Effects of PD-1 signaling on the molecular control of T cell expansion (178.17)

Abstract

Abstract Programmed death (PD)-1 is a potent T cell inhibitor critical for peripheral tolerance. Currently, it is unclear whether PD-1 has a global or a selective inhibitory effect on TCR signaling pathways involved in T cell expansion. It is also unclear how PD-1 affects the molecular machinery of cell cycle progression. Using primary human T cells we determined that PD-1 blocked cell cycle progression in the G1 phase. PD-1 did not alter the expression of G1 phase cyclins or cyclin-dependent kinases (Cdks) but, instead, suppressed transcription of the SCFSkp2 ubiquitin ligase that leads p27kip1 to degradation and resulted in accumulation of p27kip1. T cells receiving PD-1 signals displayed impaired Cdk2 activation and failed to phosphorylate Rb and Smad3 leading to suppression of E2F target genes but enhanced Smad3 transactivation.
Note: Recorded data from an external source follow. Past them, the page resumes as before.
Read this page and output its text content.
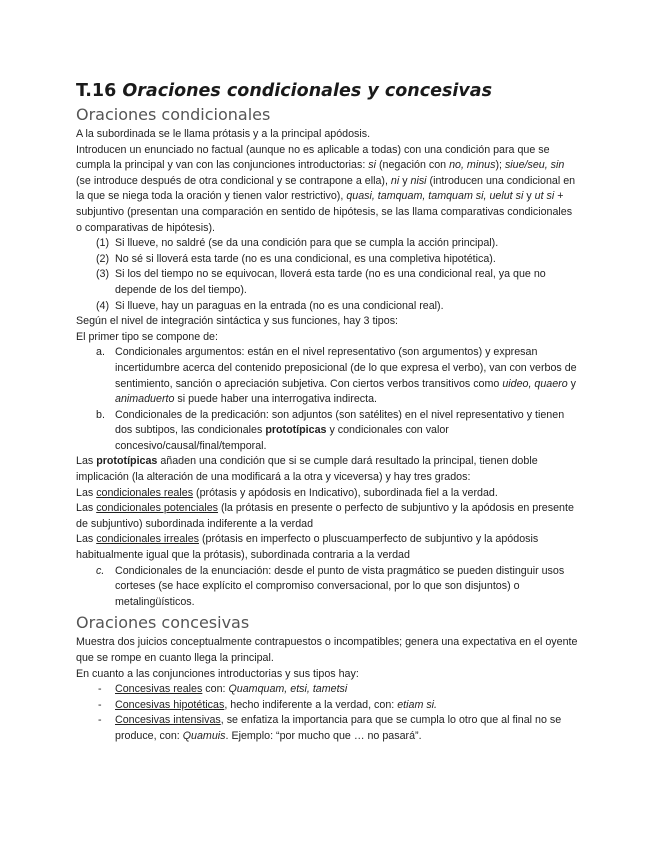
T.16 Oraciones condicionales y concesivas
Oraciones condicionales

A la subordinada se le llama prótasis y a la principal apódosis.

Introducen un enunciado no factual (aunque no es aplicable a todas) con una condición para que se cumpla la principal y van con las conjunciones introductorias: si (negación con no, minus); siue/seu, sin (se introduce después de otra condicional y se contrapone a ella), ni y nisi (introducen una condicional en la que se niega toda la oración y tienen valor restrictivo), quasi, tamquam, tamquam si, uelut si y ut si + subjuntivo (presentan una comparación en sentido de hipótesis, se las llama comparativas condicionales o comparativas de hipótesis).

(1) Si llueve, no saldré (se da una condición para que se cumpla la acción principal).
(2) No sé si lloverá esta tarde (no es una condicional, es una completiva hipotética).
(3) Si los del tiempo no se equivocan, lloverá esta tarde (no es una condicional real, ya que no depende de los del tiempo).
(4) Si llueve, hay un paraguas en la entrada (no es una condicional real).

Según el nivel de integración sintáctica y sus funciones, hay 3 tipos:

El primer tipo se compone de:

a. Condicionales argumentos: están en el nivel representativo (son argumentos) y expresan incertidumbre acerca del contenido preposicional (de lo que expresa el verbo), van con verbos de sentimiento, sanción o apreciación subjetiva. Con ciertos verbos transitivos como uideo, quaero y animaduerto si puede haber una interrogativa indirecta.
b. Condicionales de la predicación: son adjuntos (son satélites) en el nivel representativo y tienen dos subtipos, las condicionales prototípicas y condicionales con valor concesivo/causal/final/temporal.

Las prototípicas añaden una condición que si se cumple dará resultado la principal, tienen doble implicación (la alteración de una modificará a la otra y viceversa) y hay tres grados:

Las condicionales reales (prótasis y apódosis en Indicativo), subordinada fiel a la verdad.

Las condicionales potenciales (la prótasis en presente o perfecto de subjuntivo y la apódosis en presente de subjuntivo) subordinada indiferente a la verdad

Las condicionales irreales (prótasis en imperfecto o pluscuamperfecto de subjuntivo y la apódosis habitualmente igual que la prótasis), subordinada contraria a la verdad

c. Condicionales de la enunciación: desde el punto de vista pragmático se pueden distinguir usos corteses (se hace explícito el compromiso conversacional, por lo que son disjuntos) o metalingüísticos.
Oraciones concesivas

Muestra dos juicios conceptualmente contrapuestos o incompatibles; genera una expectativa en el oyente que se rompe en cuanto llega la principal.

En cuanto a las conjunciones introductorias y sus tipos hay:

- Concesivas reales con: Quamquam, etsi, tametsi
- Concesivas hipotéticas, hecho indiferente a la verdad, con: etiam si.
- Concesivas intensivas, se enfatiza la importancia para que se cumpla lo otro que al final no se produce, con: Quamuis. Ejemplo: “por mucho que … no pasará”.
These events resulted in abrogation of the Cdk-activating phosphatase Cdc25A and upregulation of the Cdk4/6 inhibitor p15INK4. Suppression of Skp2 by PD-1 was mediated by inhibition of both PI3K/Akt and Ras/MEK/Erk pathways and was only partially reversed by IL-2, which restored activation of MEK/Erk but not Akt. In contrast to the inhibition of Ras and MEK/Erk pathway, PD-1 did not affect activation of Rap1, p38 and JNK MAP kinases. Thus, PD-1 selectively targets Ras/MEK/Erk and PI3K/Akt signaling to inhibit transcription of Skp2 and to activate Smad3 as an integral component of a pathway regulating blockade of cell cycle progression in T lymphocytes.